Last week, Jack Mrutha's plan to end the war was leaked at
MoveCongress.org. the next day,
I wrote an approving article about it on MyDD. As I noted in that article, while I approved of the plan, I am neither a policy wonk nor terribly well informed on legislative procedure. Like many people involved in the netroots, I came into politics from a different career entirely just a few short years ago. While I have always been something of a mild activist and high-level news consumer, my training has been on the job and by the seat of my pants. What I am trying to say is that while I very much want to support this plan, right now I simply don't know enough either about its chances of passing into law or of significantly de-escalating the war.
In order to translate support for this action beyond a circle of policy wonks and into the sort of national majority and activist energy that could hopefully bring the war to an end, it is vital that we receive more information on the plan. I have five broad questions:
- To what extent will Murtha's plan be able to force reductions in American troop levels in Iraq? Does anyone have any figures on how many troops meet Murtha's requirements for training, unit manpower, equipment, and length of duty in Iraq? It would also be useful to know at what rate the available pool of troops would continue to decline as more and more American troops serve for longer periods in Iraq, and thus fail to meet Murtha's requirements. In other words, if Murtha's proposals passes into law, how many troops would be available, and at what rate would our military presence in Iraq decline? This isn't just important for Americans to know--Iraqis would need to know it too.
- Are any limitations on contractors being proposed? It seems to me that if Murtha's plan both passes into law, and if it actually succeeds in significantly reducing the available numbers of troops in Iraq, the Bush administration could still use private contractors to maintain current levels of American military presence in the country. It thus seems to me that limitations should be placed on private contractors as well as on troop readiness and safety.
- Are Democrats willing to go to the mat over this? Because Murtha's plan goes through the appropriations process, which must be passed, the final stage of the fight could be a governmental shut-down of sorts, ala the 1995 budget battle, except confined to defense appropriations. I believe this would take place after September 30, the end of the fiscal year, and might in fact be the route Republicans prefer. After all, they have long been arguing that Democrats intend to cut off funding for troops in the field. An immediate stoppage of funds, rather than the gradual process Murtha proposes, might just be the route Republicans want to force this debate. Thus, rather than going along with Murtha's restrictions, they could filibuster in the Senate and / or veto from the White House any defense appropriation bill that carries Murtha's restrictions with it in order to frame the debate in their desired direction. Are Democrats willing to fight this battle to make sure that Murtha's restrictions are included? What level of media and activist campaign are they willing to wage on behalf of Murtha's plan before it comes to a potential "all or nothing" showdown?
- Who can we expect to lose from the non-binding resolutions?
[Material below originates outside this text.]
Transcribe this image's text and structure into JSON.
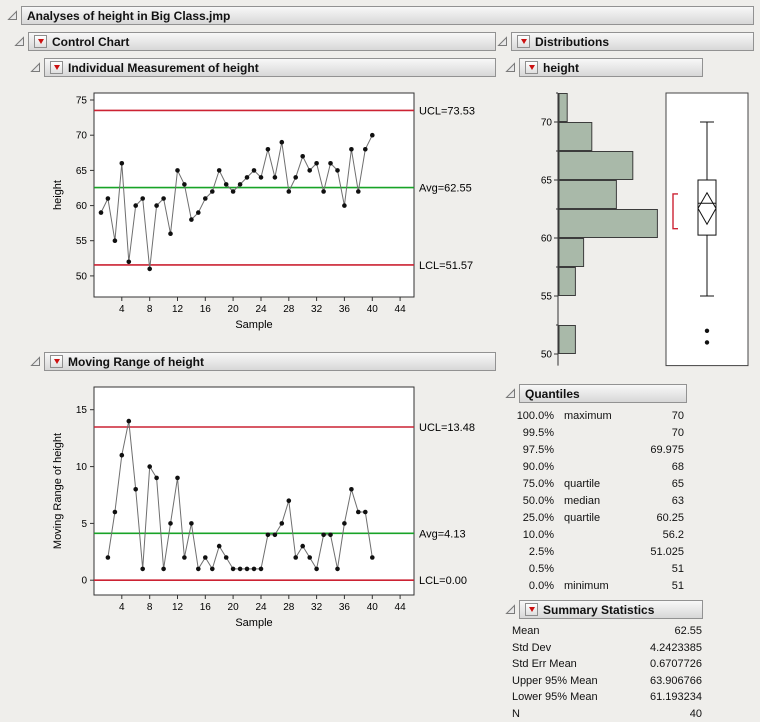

The non-binding resolutions opposing escalation provided us with a list of 248 members of the House (246 yes votes plus two absent Democrats) who would potentially support Murtha's plan. Given this, are we in any danger of the bill not passing the House? Int he Senate, the cloture vote provided us with 57 potential supporters (56 yes votes and one Democratic absence). This is obviously a lot more dicey, since seven of those 57 were Republicans, and one is still very ill. Who needs to most pressure to stay on board, both at first and as the battle heats up in the face of Republican opposition via filibuster / veto? If this plan is worth fighting for, and if Democrats are ready to go to the mat over it, I want to be able to help bring the noise in the most effective way possible.
- Mass action in the days leading up to the supplemental funding votes? If ever there should be a day or days of mass coordinated action, it should come immediately before actual votes that have a real chance to end the war. If Murtha's plan is just that, then in the days leading up to the keys votes it should be preceded with a sweeping virtual march, several real marches, vigils, other local actions and creative media-friendly demonstrations about things like body armor. In addition to any media campaign, there should be a massive pile-on effect of protests to force a national dialogue about the upcoming votes. What is being done on this front? What can we do?
These are questions I think we all should know the answers to, because this has the potential to become the biggest legislative fight in over a decade. It is also one of the very few types of fights that would be the raison d'etre for the progressive netroots: ending the war in Iraq. Perhaps more so than nay other event over the last ten years, opposition to the war in Iraq was the main cause for explosive netroots growth and development. If there is a real chance to end the war that has a real chance of passing through Congress, albeit with a huge legislative fight, then this is exactly the sort of thing that we should be piling on like no other. That is why we need to know more about Murtha's plan. While this may be the least sexy way to end a war ever devised, the progressive netroots can serve several vital functions in this fight. We can be translators explaining to the base why this is so important. We can organizers bringing whatever activist support we can muster. We can be a media force battling the Republican Noise Machine tooth and nail, 24/7. We can do all this and more, but we need to know the plan will work, and that Democrats will stand with us.